Lithium Niobate on Sapphire (LNOS) is an emerging platform for photonic integrated circuits, offering unique properties such as a wide transparency window, high nonlinearity, and strong electro-optic, nonlinear, and acousto-optic effects. Efficient light coupling between optical fibers and on-chip waveguides is crucial for practical applications. We present the design, simulation, and experimental demonstration of high-efficiency fiber-to-chip grating couplers for LNOS. The grating coupler design employs a self-imaging approach with a fixed period and linearly diminished filling factor, enabling a negative diffracted angle to match the fiber array and suppress higher-order diffraction. Numerical simulations predict a coupling efficiency of 42% at 1550 nm wavelength. The grating couplers are fabricated on an X-cut, 400 nm thick LN film with a 220 nm etching depth using electron beam lithography and inductively coupled plasma etching. Experimental characterization using a fiber array and a 6-axis displacement stage reveals a single-end coupling efficiency exceeding 20%, confirming the effectiveness of the design. The demonstrated grating couplers pave the way for efficient light coupling in LN-on-Sapphire photonic circuits, enabling diverse applications in classical and quantum information processing, sensing, and nonlinear optics.

Figures (6)

• Figure 1: (a) The schematic illustration of the grating coupling structure on a LNOS platform. (b) The x-y cross-sectional view of the grating coupler with the geometry parameters labels, also as the schematic of our two-dimensional model. The axis written in uppercase is the intrinsic coordinate of LN, and the one in lowercase is the model coordinate.

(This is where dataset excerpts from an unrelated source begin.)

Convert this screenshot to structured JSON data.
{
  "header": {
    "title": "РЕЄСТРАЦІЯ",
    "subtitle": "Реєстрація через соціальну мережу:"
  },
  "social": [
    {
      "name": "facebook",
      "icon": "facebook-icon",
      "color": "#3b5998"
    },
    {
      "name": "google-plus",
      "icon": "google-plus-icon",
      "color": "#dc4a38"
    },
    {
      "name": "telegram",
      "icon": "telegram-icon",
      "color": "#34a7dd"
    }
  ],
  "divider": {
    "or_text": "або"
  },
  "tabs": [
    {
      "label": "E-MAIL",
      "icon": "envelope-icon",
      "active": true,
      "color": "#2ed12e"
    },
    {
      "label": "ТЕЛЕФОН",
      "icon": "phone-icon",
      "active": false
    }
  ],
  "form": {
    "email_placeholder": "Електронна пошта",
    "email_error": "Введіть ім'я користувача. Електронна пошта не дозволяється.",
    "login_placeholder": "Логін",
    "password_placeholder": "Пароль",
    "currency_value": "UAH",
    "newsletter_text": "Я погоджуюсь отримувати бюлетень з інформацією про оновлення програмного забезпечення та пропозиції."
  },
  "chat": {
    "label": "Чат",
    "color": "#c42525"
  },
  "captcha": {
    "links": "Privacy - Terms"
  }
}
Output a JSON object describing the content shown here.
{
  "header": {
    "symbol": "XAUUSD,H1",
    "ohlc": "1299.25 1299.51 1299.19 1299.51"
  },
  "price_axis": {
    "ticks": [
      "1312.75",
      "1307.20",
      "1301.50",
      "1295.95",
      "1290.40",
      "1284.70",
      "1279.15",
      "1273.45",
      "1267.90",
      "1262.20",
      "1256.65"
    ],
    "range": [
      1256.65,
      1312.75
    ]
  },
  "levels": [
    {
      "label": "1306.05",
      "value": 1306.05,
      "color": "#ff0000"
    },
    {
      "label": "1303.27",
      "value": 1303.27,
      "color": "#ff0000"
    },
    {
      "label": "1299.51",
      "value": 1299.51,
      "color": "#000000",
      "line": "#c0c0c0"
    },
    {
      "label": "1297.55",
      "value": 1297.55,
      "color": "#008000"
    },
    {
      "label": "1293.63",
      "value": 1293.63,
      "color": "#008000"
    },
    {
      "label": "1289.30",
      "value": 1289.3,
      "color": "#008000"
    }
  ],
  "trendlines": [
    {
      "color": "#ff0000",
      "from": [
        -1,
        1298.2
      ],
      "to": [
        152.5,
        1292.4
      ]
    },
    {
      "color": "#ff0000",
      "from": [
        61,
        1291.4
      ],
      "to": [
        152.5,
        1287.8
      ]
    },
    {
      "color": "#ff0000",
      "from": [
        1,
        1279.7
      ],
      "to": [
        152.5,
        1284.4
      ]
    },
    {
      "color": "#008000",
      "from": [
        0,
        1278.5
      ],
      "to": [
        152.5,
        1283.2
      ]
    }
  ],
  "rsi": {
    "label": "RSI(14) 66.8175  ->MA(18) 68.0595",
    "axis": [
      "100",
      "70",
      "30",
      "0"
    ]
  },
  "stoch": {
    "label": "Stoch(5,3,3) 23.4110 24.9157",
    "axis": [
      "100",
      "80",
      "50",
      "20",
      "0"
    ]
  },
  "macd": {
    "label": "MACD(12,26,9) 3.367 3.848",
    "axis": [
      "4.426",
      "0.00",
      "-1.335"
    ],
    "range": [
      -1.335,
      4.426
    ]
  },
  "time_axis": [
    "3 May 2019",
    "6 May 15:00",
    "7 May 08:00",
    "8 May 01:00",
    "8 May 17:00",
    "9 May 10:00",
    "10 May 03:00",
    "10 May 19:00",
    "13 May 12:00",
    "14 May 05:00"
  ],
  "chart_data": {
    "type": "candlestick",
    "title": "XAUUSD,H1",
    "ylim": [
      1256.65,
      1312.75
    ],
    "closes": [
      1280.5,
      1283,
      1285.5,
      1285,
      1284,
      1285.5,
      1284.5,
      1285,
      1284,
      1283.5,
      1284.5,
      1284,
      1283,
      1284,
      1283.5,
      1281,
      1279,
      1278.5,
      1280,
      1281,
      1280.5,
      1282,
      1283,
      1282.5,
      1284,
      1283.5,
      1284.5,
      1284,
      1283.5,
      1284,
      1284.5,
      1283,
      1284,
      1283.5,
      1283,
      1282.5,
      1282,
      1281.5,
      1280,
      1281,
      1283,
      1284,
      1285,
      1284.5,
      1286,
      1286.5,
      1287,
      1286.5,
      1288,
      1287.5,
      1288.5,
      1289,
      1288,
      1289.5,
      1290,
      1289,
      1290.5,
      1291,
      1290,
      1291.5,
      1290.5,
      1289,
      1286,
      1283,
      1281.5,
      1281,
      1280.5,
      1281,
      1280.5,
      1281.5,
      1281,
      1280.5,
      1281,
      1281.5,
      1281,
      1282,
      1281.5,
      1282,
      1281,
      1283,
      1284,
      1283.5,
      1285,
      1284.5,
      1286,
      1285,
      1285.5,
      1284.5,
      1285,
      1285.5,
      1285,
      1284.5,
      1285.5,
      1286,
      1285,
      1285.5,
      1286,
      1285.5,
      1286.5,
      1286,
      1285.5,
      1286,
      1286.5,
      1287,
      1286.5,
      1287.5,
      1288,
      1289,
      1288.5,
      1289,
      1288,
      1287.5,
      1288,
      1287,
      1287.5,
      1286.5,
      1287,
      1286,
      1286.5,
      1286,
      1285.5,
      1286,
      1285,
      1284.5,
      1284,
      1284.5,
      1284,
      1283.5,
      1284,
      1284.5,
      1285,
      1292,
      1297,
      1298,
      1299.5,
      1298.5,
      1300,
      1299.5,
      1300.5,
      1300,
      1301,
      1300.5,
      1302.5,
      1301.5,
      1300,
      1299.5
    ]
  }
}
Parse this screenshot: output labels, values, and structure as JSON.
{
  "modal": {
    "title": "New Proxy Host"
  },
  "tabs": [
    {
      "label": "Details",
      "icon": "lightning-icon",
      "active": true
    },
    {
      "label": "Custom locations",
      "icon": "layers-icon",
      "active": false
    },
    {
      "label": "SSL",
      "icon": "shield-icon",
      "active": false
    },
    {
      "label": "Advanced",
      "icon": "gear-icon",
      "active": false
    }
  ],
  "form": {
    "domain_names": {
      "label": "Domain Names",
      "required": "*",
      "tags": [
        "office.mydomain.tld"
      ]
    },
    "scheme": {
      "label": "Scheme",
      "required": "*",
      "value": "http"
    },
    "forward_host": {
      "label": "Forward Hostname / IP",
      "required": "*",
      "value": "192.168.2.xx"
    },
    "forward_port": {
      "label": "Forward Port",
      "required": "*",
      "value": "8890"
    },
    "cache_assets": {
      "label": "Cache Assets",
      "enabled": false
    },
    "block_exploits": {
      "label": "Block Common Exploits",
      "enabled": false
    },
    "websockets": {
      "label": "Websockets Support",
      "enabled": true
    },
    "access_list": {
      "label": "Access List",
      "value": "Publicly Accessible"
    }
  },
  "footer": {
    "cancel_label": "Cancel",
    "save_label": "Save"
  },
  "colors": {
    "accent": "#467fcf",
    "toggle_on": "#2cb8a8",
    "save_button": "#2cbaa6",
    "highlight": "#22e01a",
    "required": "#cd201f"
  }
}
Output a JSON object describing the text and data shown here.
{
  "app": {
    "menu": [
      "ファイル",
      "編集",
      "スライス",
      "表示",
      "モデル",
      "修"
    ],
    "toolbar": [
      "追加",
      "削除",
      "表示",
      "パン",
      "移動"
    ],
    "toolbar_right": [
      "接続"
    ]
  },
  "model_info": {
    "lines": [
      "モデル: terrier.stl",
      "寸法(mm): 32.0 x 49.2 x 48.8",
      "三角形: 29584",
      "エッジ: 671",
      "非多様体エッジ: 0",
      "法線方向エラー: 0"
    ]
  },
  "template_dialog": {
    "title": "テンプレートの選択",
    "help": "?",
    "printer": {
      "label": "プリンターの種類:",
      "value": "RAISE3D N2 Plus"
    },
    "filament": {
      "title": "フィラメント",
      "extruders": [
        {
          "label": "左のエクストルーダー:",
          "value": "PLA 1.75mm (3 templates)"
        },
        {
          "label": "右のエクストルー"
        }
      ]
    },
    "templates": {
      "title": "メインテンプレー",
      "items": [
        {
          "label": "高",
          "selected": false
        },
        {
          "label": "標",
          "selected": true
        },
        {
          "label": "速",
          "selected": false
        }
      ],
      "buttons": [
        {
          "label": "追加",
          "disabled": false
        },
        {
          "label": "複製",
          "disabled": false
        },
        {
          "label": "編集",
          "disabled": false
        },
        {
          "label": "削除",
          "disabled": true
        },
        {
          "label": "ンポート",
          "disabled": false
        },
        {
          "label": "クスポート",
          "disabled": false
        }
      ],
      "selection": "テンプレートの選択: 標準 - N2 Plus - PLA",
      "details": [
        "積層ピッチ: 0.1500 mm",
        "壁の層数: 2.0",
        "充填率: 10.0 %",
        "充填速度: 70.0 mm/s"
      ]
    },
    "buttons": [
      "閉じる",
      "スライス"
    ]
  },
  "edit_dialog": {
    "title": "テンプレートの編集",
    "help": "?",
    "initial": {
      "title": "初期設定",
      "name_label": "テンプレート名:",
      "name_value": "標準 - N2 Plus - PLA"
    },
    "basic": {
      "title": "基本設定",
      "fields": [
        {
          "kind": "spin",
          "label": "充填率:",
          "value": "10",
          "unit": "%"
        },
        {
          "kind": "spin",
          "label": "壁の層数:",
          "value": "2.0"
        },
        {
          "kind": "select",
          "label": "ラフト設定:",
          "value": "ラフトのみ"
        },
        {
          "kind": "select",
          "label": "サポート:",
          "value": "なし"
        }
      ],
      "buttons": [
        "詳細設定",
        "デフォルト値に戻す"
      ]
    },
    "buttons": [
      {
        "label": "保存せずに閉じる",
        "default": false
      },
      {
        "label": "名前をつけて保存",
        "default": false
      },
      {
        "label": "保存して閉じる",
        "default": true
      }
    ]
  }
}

• Figure 2: (a) Field distribution at the near field when light coupling out from the waveguide. The four white dashed lines represent the four detectors we set. (b)-(i) Parameter dependences (thickness of LN $h$, etching depth $h_e$ and period $\Lambda$), where blue curves, yellow curves, purple curves, and red curves represent energy coupling upwards, transmit, reflected, and downwards respectively. Here, the efficiency values incorporate directional information based on energy flux direction, with positive values indicating upward diffraction and transmission, and negative values indicating reflection and substrate leakage.
• Figure 3: (a) Field distribution at the far field when 1550 nm light coupling into the waveguide. The white dashed line represents the approximate position of the fiber. (b) Far-field electric field cross-section (at $y=150\,\mathrm{\mu m}$), fitted by Gaussian distribution ($\sigma = 5.03\,\mathrm{\mu m}$). (c) The wavelength dependences for infrared wavelength.
• Figure 4: The near-field 3D full-vectorial simulation results. (a) The wavelength dependences. (b)-(e) Compare with the three upward diffraction electrical vector components. Four figures show $|E_x|$, $|E_y|$, $|E_z|$, and $|E|$ respectively, at the height of $y=3\,\mathrm{\mu m}$.
• Figure 5: Three-dimensional field distribution at far-field when applying R-S diffraction. (a)-(c) Two-dimensional cross-sections in X-Z planes, respectively at $y= 60\,\mathrm{\mu m}$, $100\,\mathrm{\mu m}$, and $120\,\mathrm{\mu m}$. (d) Two-dimensional cross-section of diffraction light in X-Y plane.